The second floor was colder and quieter. Cameras watched from every corner. Arvis opened a circular room with smooth white walls marked by thin pulse like lines. Two chairs sat in the center. One for Ryu. One for Arvis.
"Sit." Ryu sat. Arvis sat across from him and rested a small tablet on his knee. "Ryu, do you know what abnormal calmness means. The term the system mentioned last night."
"No."
"It means your body does not respond to threat the way a normal human body does."
"Because of shock." "No," Arvis said. "Shock causes trembling, panic, loss of control. You experienced none of that."
Ryu lowered his head. He did not know what he was supposed to feel. When he remembered last night, he only remembered emptiness.
"Children who lose a parent usually break down," Arvis said. Ryu gripped the fabric of his pants. "I could not cry." "That is not your fault," Arvis replied. "Your brain processes danger and emotion differently."
He tapped the tablet. Images of human expressions appeared. "Identify the emotions." "Sad," Ryu said. "Angry." "Happy." He paused at the fourth image. A woman looking sideways with a guarded expression. "She is hiding something."
Arvis stopped typing. "That is not a common answer." "It is what I see." Arvis leaned in slightly. "That is meta level observation. Most people cannot detect masking behavior."
He dimmed the lights until only a circle of brightness remained. "Now for instinct. I will make sounds from four directions. Identify the source." Arvis knocked. "Front right."
He pressed the chair. "Rear left." He slid a table. "Front left."
Arvis watched him closely. "You did not turn your head or shift your eyes. You reacted with your hand only."
Ryu heard no admiration in the voice. Only caution. Then Arvis asked, "Ryu, have you ever sensed something before it happened."
Ryu froze. "No. What do you mean." "Think."

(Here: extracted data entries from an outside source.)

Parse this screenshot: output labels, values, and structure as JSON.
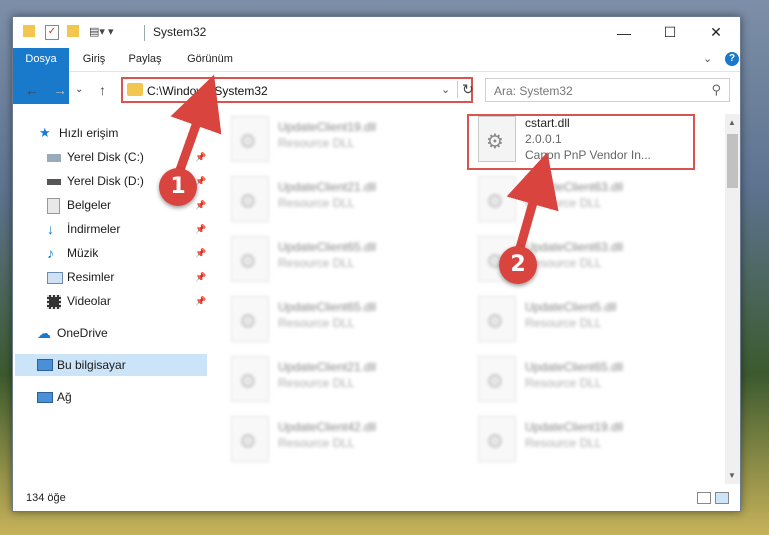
{
  "window": {
    "title": "System32",
    "minimize_glyph": "—",
    "maximize_glyph": "☐",
    "close_glyph": "✕",
    "help_glyph": "?",
    "expand_glyph": "⌄"
  },
  "ribbon": {
    "tabs": [
      "Dosya",
      "Giriş",
      "Paylaş",
      "Görünüm"
    ]
  },
  "nav": {
    "back_glyph": "←",
    "forward_glyph": "→",
    "history_glyph": "⌄",
    "up_glyph": "↑",
    "address": "C:\\Windows\\System32",
    "address_dropdown": "⌄",
    "refresh_glyph": "↻",
    "search_placeholder": "Ara: System32",
    "search_glyph": "⚲"
  },
  "sidebar": {
    "items": [
      {
        "label": "Hızlı erişim",
        "icon": "star-icon"
      },
      {
        "label": "Yerel Disk (C:)",
        "icon": "drive-icon"
      },
      {
        "label": "Yerel Disk (D:)",
        "icon": "drive-icon"
      },
      {
        "label": "Belgeler",
        "icon": "documents-icon"
      },
      {
        "label": "İndirmeler",
        "icon": "download-icon"
      },
      {
        "label": "Müzik",
        "icon": "music-icon"
      },
      {
        "label": "Resimler",
        "icon": "pictures-icon"
      },
      {
        "label": "Videolar",
        "icon": "videos-icon"
      },
      {
        "label": "OneDrive",
        "icon": "cloud-icon"
      },
      {
        "label": "Bu bilgisayar",
        "icon": "computer-icon"
      },
      {
        "label": "Ağ",
        "icon": "network-icon"
      }
    ],
    "pin_glyph": "📌",
    "selected": "Bu bilgisayar"
  },
  "files": {
    "highlighted": {
      "name": "cstart.dll",
      "version": "2.0.0.1",
      "description": "Canon PnP Vendor In..."
    },
    "left_column": [
      {
        "name": "UpdateClient19.dll",
        "description": "Resource DLL"
      },
      {
        "name": "UpdateClient21.dll",
        "description": "Resource DLL"
      },
      {
        "name": "UpdateClient65.dll",
        "description": "Resource DLL"
      },
      {
        "name": "UpdateClient65.dll",
        "description": "Resource DLL"
      },
      {
        "name": "UpdateClient21.dll",
        "description": "Resource DLL"
      },
      {
        "name": "UpdateClient42.dll",
        "description": "Resource DLL"
      }
    ],
    "right_column": [
      {
        "name": "UpdateClient63.dll",
        "description": "Resource DLL"
      },
      {
        "name": "UpdateClient63.dll",
        "description": "Resource DLL"
      },
      {
        "name": "UpdateClient5.dll",
        "description": "Resource DLL"
      },
      {
        "name": "UpdateClient65.dll",
        "description": "Resource DLL"
      },
      {
        "name": "UpdateClient19.dll",
        "description": "Resource DLL"
      }
    ]
  },
  "status": {
    "item_count": "134 öğe"
  },
  "annotations": {
    "step1": "1",
    "step2": "2",
    "color": "#d9443f"
  }
}
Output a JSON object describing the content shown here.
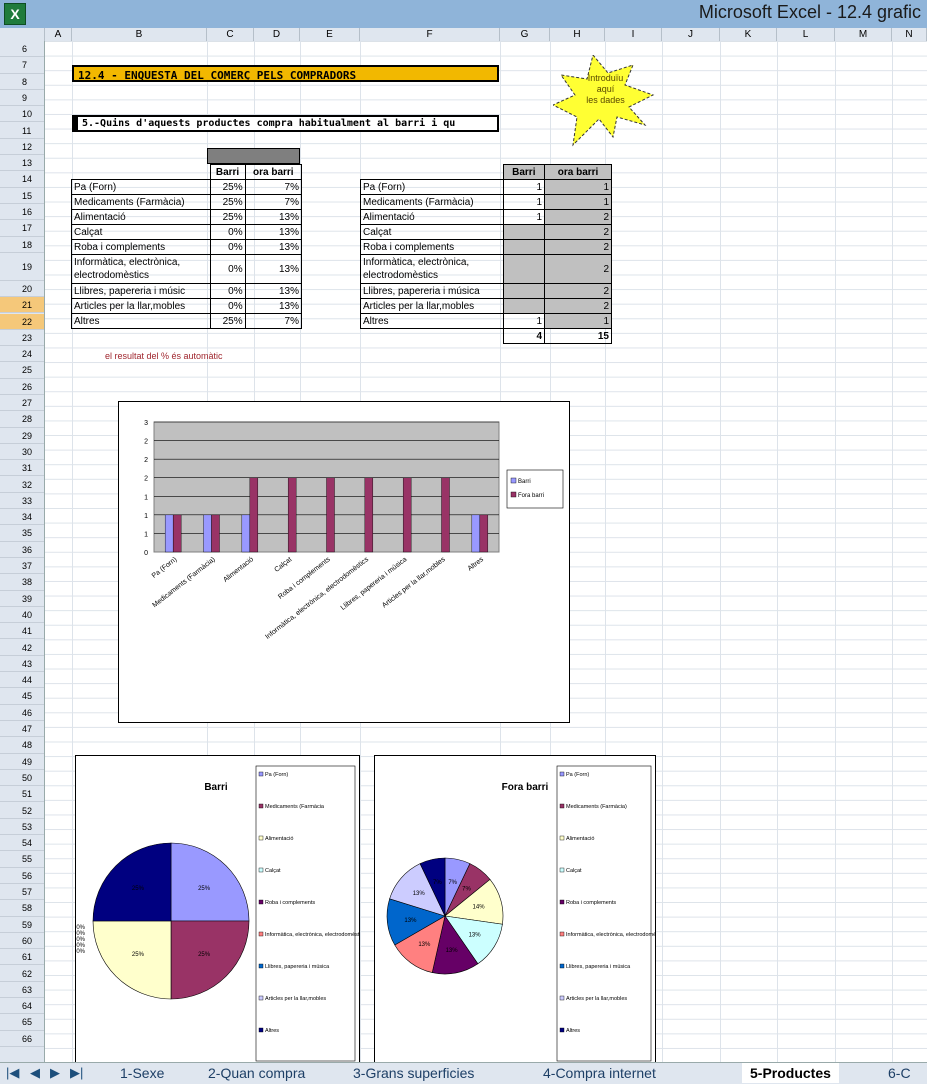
{
  "window": {
    "title": "Microsoft Excel - 12.4 grafic",
    "app_icon": "excel-icon"
  },
  "columns": [
    "A",
    "B",
    "C",
    "D",
    "E",
    "F",
    "G",
    "H",
    "I",
    "J",
    "K",
    "L",
    "M",
    "N"
  ],
  "rows": [
    "6",
    "7",
    "8",
    "9",
    "10",
    "11",
    "12",
    "13",
    "14",
    "15",
    "16",
    "17",
    "18",
    "19",
    "20",
    "21",
    "22",
    "23",
    "24",
    "25",
    "26",
    "27",
    "28",
    "29",
    "30",
    "31",
    "32",
    "33",
    "34",
    "35",
    "36",
    "37",
    "38",
    "39",
    "40",
    "41",
    "42",
    "43",
    "44",
    "45",
    "46",
    "47",
    "48",
    "49",
    "50",
    "51",
    "52",
    "53",
    "54",
    "55",
    "56",
    "57",
    "58",
    "59",
    "60",
    "61",
    "62",
    "63",
    "64",
    "65",
    "66"
  ],
  "selected_rows": [
    "21",
    "22"
  ],
  "title_banner": "12.4 - ENQUESTA DEL COMERÇ PELS COMPRADORS",
  "question_banner": "5.-Quins d'aquests productes compra habitualment al barri i qu",
  "note": {
    "line1": "Introduïu",
    "line2": "aquí",
    "line3": "les dades"
  },
  "pct_table": {
    "headers": [
      "Barri",
      "Fora barri"
    ],
    "header_shown": [
      "Barri",
      "ora barri"
    ],
    "rows": [
      {
        "label": "Pa (Forn)",
        "barri": "25%",
        "fora": "7%"
      },
      {
        "label": "Medicaments (Farmàcia)",
        "barri": "25%",
        "fora": "7%"
      },
      {
        "label": "Alimentació",
        "barri": "25%",
        "fora": "13%"
      },
      {
        "label": "Calçat",
        "barri": "0%",
        "fora": "13%"
      },
      {
        "label": "Roba i complements",
        "barri": "0%",
        "fora": "13%"
      },
      {
        "label": "Informàtica, electrònica, electrodomèstics",
        "barri": "0%",
        "fora": "13%"
      },
      {
        "label": "Llibres, papereria i músic",
        "barri": "0%",
        "fora": "13%"
      },
      {
        "label": "Articles per la llar,mobles",
        "barri": "0%",
        "fora": "13%"
      },
      {
        "label": "Altres",
        "barri": "25%",
        "fora": "7%"
      }
    ],
    "footer_note": "el resultat del % és automàtic"
  },
  "count_table": {
    "header_shown": [
      "Barri",
      "ora barri"
    ],
    "rows": [
      {
        "label": "Pa (Forn)",
        "barri": "1",
        "fora": "1"
      },
      {
        "label": "Medicaments (Farmàcia)",
        "barri": "1",
        "fora": "1"
      },
      {
        "label": "Alimentació",
        "barri": "1",
        "fora": "2"
      },
      {
        "label": "Calçat",
        "barri": "",
        "fora": "2"
      },
      {
        "label": "Roba i complements",
        "barri": "",
        "fora": "2"
      },
      {
        "label": "Informàtica, electrònica, electrodomèstics",
        "barri": "",
        "fora": "2"
      },
      {
        "label": "Llibres, papereria i música",
        "barri": "",
        "fora": "2"
      },
      {
        "label": "Articles per la llar,mobles",
        "barri": "",
        "fora": "2"
      },
      {
        "label": "Altres",
        "barri": "1",
        "fora": "1"
      }
    ],
    "totals": {
      "barri": "4",
      "fora": "15"
    }
  },
  "chart_data": [
    {
      "type": "bar",
      "categories": [
        "Pa (Forn)",
        "Medicaments (Farmàcia)",
        "Alimentació",
        "Calçat",
        "Roba i complements",
        "Informàtica, electrònica, electrodomèstics",
        "Llibres, papereria i música",
        "Articles per la llar,mobles",
        "Altres"
      ],
      "series": [
        {
          "name": "Barri",
          "values": [
            1,
            1,
            1,
            0,
            0,
            0,
            0,
            0,
            1
          ],
          "color": "#9999ff"
        },
        {
          "name": "Fora barri",
          "values": [
            1,
            1,
            2,
            2,
            2,
            2,
            2,
            2,
            1
          ],
          "color": "#993366"
        }
      ],
      "yticks": [
        "0",
        "1",
        "1",
        "1",
        "2",
        "2",
        "2",
        "3"
      ],
      "ylim": [
        0,
        3.5
      ],
      "grid": true,
      "legend": "right",
      "plot_bg": "#c0c0c0"
    },
    {
      "type": "pie",
      "title": "Barri",
      "labels": [
        "Pa (Forn)",
        "Medicaments (Farmàcia)",
        "Alimentació",
        "Calçat",
        "Roba i complements",
        "Informàtica, electrònica, electrodomèstics",
        "Llibres, papereria i música",
        "Articles per la llar,mobles",
        "Altres"
      ],
      "legend_labels": [
        "Pa (Forn)",
        "Medicaments (Farmàcia",
        "Alimentació",
        "Calçat",
        "Roba i complements",
        "Informàtica, electrònica, electrodomèstics",
        "Llibres, papereria i música",
        "Articles per la llar,mobles",
        "Altres"
      ],
      "values": [
        25,
        25,
        25,
        0,
        0,
        0,
        0,
        0,
        25
      ],
      "data_labels": [
        "25%",
        "25%",
        "25%",
        "0%",
        "0%",
        "0%",
        "0%",
        "0%",
        "25%"
      ],
      "colors": [
        "#9999ff",
        "#993366",
        "#ffffcc",
        "#ccffff",
        "#660066",
        "#ff8080",
        "#0066cc",
        "#ccccff",
        "#000080"
      ]
    },
    {
      "type": "pie",
      "title": "Fora barri",
      "labels": [
        "Pa (Forn)",
        "Medicaments (Farmàcia)",
        "Alimentació",
        "Calçat",
        "Roba i complements",
        "Informàtica, electrònica, electrodomèstics",
        "Llibres, papereria i música",
        "Articles per la llar,mobles",
        "Altres"
      ],
      "legend_labels": [
        "Pa (Forn)",
        "Medicaments (Farmàcia)",
        "Alimentació",
        "Calçat",
        "Roba i complements",
        "Informàtica, electrònica, electrodomèstics",
        "Llibres, papereria i música",
        "Articles per la llar,mobles",
        "Altres"
      ],
      "values": [
        7,
        7,
        13,
        13,
        13,
        13,
        13,
        13,
        7
      ],
      "data_labels": [
        "7%",
        "7%",
        "14%",
        "13%",
        "13%",
        "13%",
        "13%",
        "13%",
        "7%"
      ],
      "colors": [
        "#9999ff",
        "#993366",
        "#ffffcc",
        "#ccffff",
        "#660066",
        "#ff8080",
        "#0066cc",
        "#ccccff",
        "#000080"
      ]
    }
  ],
  "sheet_tabs": [
    "1-Sexe",
    "2-Quan compra",
    "3-Grans superficies",
    "4-Compra internet",
    "5-Productes",
    "6-C"
  ],
  "active_tab": "5-Productes",
  "nav_icons": [
    "first-sheet-icon",
    "prev-sheet-icon",
    "next-sheet-icon",
    "last-sheet-icon"
  ]
}
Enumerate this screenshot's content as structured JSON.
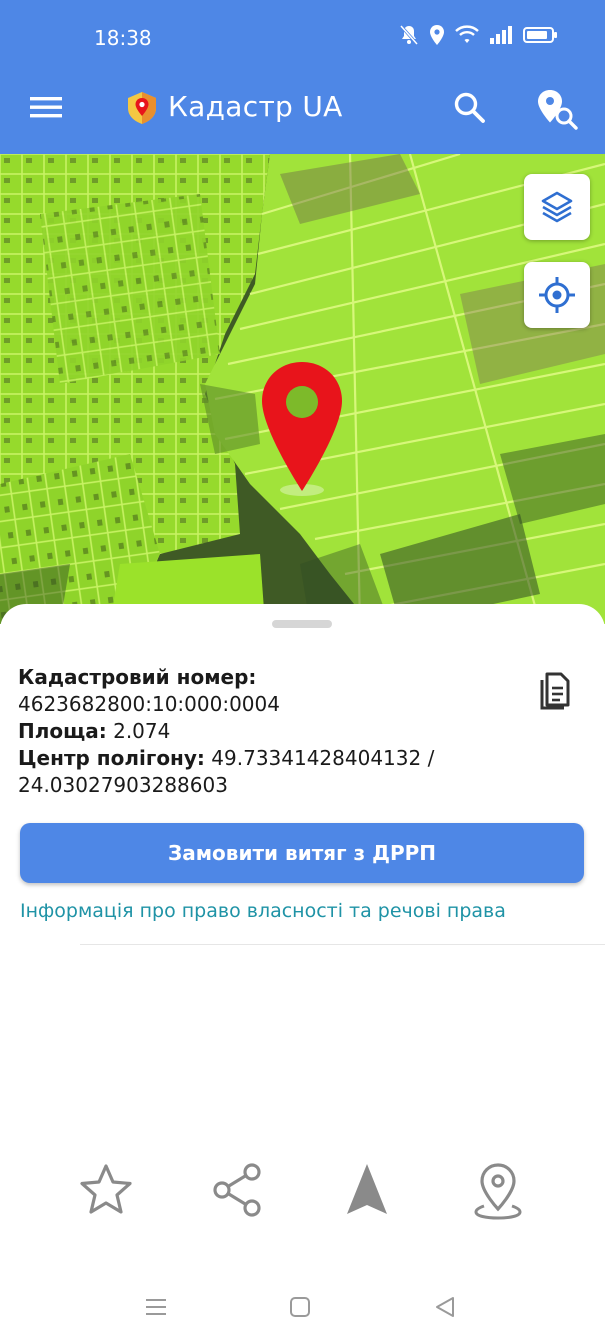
{
  "status_bar": {
    "time": "18:38"
  },
  "app_bar": {
    "title": "Кадастр UA"
  },
  "parcel": {
    "cadastral_label": "Кадастровий номер:",
    "cadastral_number": "4623682800:10:000:0004",
    "area_label": "Площа:",
    "area_value": "2.074",
    "center_label": "Центр полігону:",
    "center_lat": "49.73341428404132",
    "center_separator": "/",
    "center_lon": "24.03027903288603"
  },
  "actions": {
    "order_button": "Замовити витяг з ДРРП",
    "ownership_link": "Інформація про право власності та речові права"
  },
  "icons": {
    "menu": "menu-icon",
    "logo": "app-logo-icon",
    "search": "search-icon",
    "pin_search": "pin-search-icon",
    "layers": "layers-icon",
    "locate": "my-location-icon",
    "marker": "map-marker-icon",
    "document": "document-icon",
    "favorite": "star-icon",
    "share": "share-icon",
    "navigate": "navigation-arrow-icon",
    "place": "place-icon"
  },
  "colors": {
    "accent": "#4e87e6",
    "link": "#1f93a6",
    "parcel_fill": "#9be22a",
    "marker": "#e8141b"
  }
}
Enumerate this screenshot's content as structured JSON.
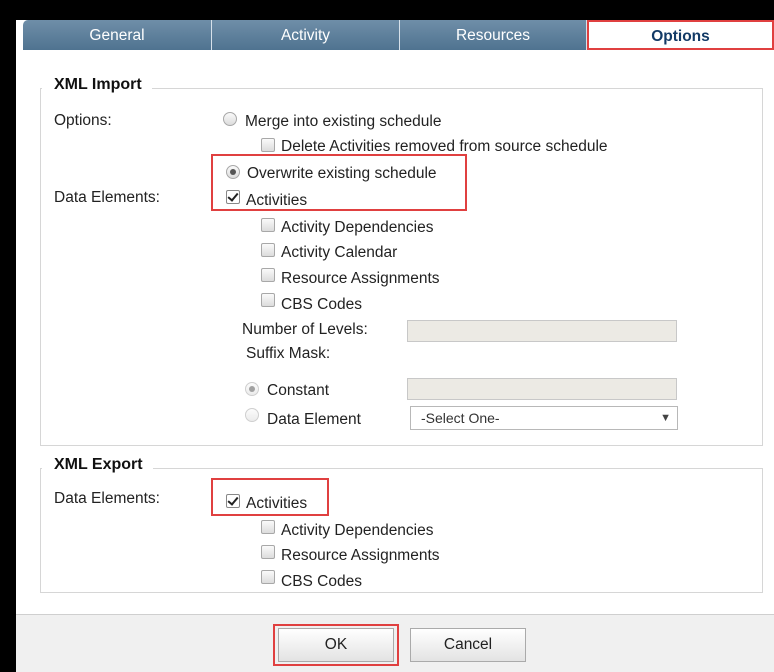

Ryu remembered the heaviness he felt before he found his father. The sense that something was wrong before he touched the door.
"You possess predictive instinct," Arvis said. "Not a prophecy. A pattern recognition ahead of awareness." Ryu whispered, "I did not know." "You would not," Arvis replied. "You were born with it." "Did my father know." "Yes. And that is why he was afraid."
The session ended. Ryu waited alone in the hallway. The ceiling light flickered softly. In the short flicker he saw a hooded figure standing at the far end of the hall. Still. Watching.
The light steadied. The figure vanished.
"Ryu." Arvis approached. "No," Ryu said quickly. "No one was here." Arvis studied his expression but said nothing.
Arvis brought up a three dimensional map of the Vasena facility. Sectors A, B, C, D, and E appeared in clean geometric form. Except one.
"Sectors are complete," Arvis said.
Ryu pointed. "Sector D Three is missing."
Arvis lowered his voice. "It was erased five years ago. On the same day a major incident occurred."
A cold shiver climbed Ryu's spine. "What does it have to do with me." Arvis held his gaze. "The message last night did not come from Vasena. It came from someone who should not exist." A large screen lit up without command. Text appeared in clean white letters. Ryu Alverion. We are not finished. N V
Ryu stopped breathing for a moment. Arvis stepped back, his face pale. "This is impossible." Ryu turned to him. "Arvis. Who is N V." Arvis closed his eyes briefly before answering.
"That name is sealed by the government."
Ryu steadied his voice. "Did he kill my father." "No," Arvis said. "He is more dangerous than that." "How dangerous." Arvis moved closer. "N V worked with your father. And he was the only person with clearance for Sector D Three."
Ryu fell silent. His heartbeat filled his ears.
The ceiling lights flickered again. In that split second, a hooded figure appeared behind Arvis. When the lights steadied, the figure was gone.
Arvis turned quickly. Nothing. He looked at Ryu with a grave expression. "Ryu. You have drawn the attention of someone who should not exist."